NY sues Coinbase & Gemini over prediction markets gambling
On Apr 21, 2026, New York Attorney General Letitia James sued Coinbase Financial Markets and Gemini, alleging their prediction markets are illegal gambling under state law.
The case targets “yes/no” event-based prediction markets tied to elections, sports and economic indicators. New York says each contract is effectively a bet on outcomes outside user control, meaning the firms allegedly operated without required gambling licenses.
A key allegation is age-gating failure: the platform reportedly allowed users as young as 18, while New York’s betting rules require 21+.
Coinbase’s legal team argues the dispute should be handled by federal regulators, pointing to CFTC oversight and treating event-based contracts as derivatives. The industry position is that reclassifying prediction markets as gambling at the state level could conflict with federal derivatives jurisdiction.
New York is seeking significant remedies, including disgorgement, civil penalties up to 3x alleged gains, user restitution, injunctions, and statutory penalties of $100,000 per offer/attempted sports wagering. The complaint also claims roughly 22,000 bets were placed on Coinbase, implying large potential exposure.
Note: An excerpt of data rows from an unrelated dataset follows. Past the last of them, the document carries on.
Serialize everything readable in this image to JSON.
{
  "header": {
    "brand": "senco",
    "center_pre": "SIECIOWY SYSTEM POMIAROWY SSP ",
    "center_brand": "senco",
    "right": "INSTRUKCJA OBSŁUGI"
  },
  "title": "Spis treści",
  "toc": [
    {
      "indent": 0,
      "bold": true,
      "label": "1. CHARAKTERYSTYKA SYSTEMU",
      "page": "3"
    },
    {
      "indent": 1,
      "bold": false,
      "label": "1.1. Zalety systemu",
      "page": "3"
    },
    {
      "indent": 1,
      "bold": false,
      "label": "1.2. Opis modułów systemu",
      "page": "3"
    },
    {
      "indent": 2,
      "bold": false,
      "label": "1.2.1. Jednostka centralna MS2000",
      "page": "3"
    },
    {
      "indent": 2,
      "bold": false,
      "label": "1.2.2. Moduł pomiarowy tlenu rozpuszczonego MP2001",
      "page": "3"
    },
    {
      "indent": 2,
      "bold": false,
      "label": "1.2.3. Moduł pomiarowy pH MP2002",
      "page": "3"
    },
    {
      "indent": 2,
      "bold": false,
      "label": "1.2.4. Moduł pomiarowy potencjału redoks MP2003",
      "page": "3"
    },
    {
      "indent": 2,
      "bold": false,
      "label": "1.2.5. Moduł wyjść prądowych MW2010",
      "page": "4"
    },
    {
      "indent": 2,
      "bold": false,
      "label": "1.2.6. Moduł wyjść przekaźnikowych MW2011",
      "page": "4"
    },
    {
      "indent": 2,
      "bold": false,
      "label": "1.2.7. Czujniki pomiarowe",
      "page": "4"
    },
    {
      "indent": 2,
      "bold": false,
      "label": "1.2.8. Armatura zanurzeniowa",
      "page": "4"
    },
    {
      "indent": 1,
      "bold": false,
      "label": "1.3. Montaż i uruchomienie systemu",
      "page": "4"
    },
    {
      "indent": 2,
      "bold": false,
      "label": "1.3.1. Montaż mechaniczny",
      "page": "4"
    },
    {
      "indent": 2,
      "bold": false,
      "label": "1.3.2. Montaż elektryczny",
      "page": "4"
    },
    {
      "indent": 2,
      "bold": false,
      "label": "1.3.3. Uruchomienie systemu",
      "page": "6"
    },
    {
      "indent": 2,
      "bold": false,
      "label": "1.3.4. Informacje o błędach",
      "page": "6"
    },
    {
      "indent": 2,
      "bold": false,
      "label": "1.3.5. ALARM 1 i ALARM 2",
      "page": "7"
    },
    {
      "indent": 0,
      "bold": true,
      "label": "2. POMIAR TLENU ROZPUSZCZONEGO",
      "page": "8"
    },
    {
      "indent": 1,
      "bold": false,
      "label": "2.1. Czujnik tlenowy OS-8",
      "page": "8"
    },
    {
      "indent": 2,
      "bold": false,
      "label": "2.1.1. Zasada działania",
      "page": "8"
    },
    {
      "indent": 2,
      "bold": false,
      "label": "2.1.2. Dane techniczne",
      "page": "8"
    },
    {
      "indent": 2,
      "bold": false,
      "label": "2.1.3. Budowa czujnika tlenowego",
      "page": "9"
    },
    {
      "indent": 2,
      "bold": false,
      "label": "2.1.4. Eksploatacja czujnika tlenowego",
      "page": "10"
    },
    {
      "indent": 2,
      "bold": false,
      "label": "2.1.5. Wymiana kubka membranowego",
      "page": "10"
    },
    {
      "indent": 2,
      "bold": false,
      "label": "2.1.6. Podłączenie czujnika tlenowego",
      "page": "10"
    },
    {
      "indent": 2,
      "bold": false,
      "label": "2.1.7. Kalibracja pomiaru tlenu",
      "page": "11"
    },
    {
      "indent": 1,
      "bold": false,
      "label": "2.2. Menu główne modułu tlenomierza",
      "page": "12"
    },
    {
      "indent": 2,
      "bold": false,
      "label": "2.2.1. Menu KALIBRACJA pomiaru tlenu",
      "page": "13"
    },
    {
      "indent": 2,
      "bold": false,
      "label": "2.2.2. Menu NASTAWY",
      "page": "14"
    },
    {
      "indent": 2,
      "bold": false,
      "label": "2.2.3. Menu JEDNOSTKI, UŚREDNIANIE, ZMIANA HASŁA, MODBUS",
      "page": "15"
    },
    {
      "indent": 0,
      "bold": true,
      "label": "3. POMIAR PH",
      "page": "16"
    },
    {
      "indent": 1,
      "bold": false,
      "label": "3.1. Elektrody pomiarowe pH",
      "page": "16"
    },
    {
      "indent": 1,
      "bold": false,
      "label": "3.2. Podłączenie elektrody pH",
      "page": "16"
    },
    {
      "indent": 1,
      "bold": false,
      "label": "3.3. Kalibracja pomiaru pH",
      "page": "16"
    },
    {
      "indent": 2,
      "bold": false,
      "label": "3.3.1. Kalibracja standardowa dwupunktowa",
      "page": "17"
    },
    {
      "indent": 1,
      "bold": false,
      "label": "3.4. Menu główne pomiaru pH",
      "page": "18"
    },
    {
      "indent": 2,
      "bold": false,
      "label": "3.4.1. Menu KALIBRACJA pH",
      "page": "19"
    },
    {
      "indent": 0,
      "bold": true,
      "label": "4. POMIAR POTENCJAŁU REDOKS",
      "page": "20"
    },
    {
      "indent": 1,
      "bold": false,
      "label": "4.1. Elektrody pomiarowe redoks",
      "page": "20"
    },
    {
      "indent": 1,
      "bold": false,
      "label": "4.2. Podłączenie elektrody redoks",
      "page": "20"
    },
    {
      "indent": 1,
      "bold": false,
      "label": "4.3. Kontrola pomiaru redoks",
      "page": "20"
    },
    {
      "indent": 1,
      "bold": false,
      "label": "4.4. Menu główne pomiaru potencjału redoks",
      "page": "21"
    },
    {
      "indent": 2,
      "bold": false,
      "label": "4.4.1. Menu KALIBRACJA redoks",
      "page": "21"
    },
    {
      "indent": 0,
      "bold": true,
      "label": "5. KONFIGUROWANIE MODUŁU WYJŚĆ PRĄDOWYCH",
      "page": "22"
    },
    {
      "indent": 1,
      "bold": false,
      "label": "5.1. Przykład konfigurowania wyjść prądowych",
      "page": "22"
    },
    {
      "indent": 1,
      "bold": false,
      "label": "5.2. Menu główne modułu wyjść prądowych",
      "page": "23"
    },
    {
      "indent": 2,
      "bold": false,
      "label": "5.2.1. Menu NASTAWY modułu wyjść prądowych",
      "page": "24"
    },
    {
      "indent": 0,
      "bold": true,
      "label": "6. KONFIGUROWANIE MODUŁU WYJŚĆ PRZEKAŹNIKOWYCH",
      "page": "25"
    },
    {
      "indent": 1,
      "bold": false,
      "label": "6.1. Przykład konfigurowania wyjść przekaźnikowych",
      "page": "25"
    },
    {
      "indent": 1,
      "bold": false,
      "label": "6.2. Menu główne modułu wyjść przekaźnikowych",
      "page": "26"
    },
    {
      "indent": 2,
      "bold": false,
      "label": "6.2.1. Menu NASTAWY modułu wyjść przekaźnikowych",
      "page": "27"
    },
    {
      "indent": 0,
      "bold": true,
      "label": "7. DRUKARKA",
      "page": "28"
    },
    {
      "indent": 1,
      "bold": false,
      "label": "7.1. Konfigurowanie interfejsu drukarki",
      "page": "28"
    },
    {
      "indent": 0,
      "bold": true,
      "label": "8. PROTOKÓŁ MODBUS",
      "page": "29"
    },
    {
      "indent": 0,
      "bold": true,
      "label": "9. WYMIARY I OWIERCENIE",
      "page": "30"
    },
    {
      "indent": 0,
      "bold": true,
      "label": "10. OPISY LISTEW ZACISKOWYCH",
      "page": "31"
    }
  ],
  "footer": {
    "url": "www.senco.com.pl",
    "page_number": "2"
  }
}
For crypto traders, this raises near-term compliance and liquidity risk for prediction markets in New York. It could also trigger delistings or trading restrictions depending on court outcomes, and it intensifies the state-vs-federal regulatory fight over crypto-native derivatives.
Bearish
This is primarily a regulatory/compliance shock for crypto-native prediction markets in New York. While it may not directly change spot prices of a single major token, it increases the risk of delistings, trading restrictions, and platform revenue uncertainty tied to prediction markets. In the short term, traders may reduce exposure to related derivatives/prediction-market venues due to legal headline risk and possible liquidity contraction. In the long term, an adverse ruling could force product redesign and constrain market access, keeping sentiment pressured. Because the case targets prediction markets explicitly and seeks substantial penalties, the overall market impact is more likely negative than positive.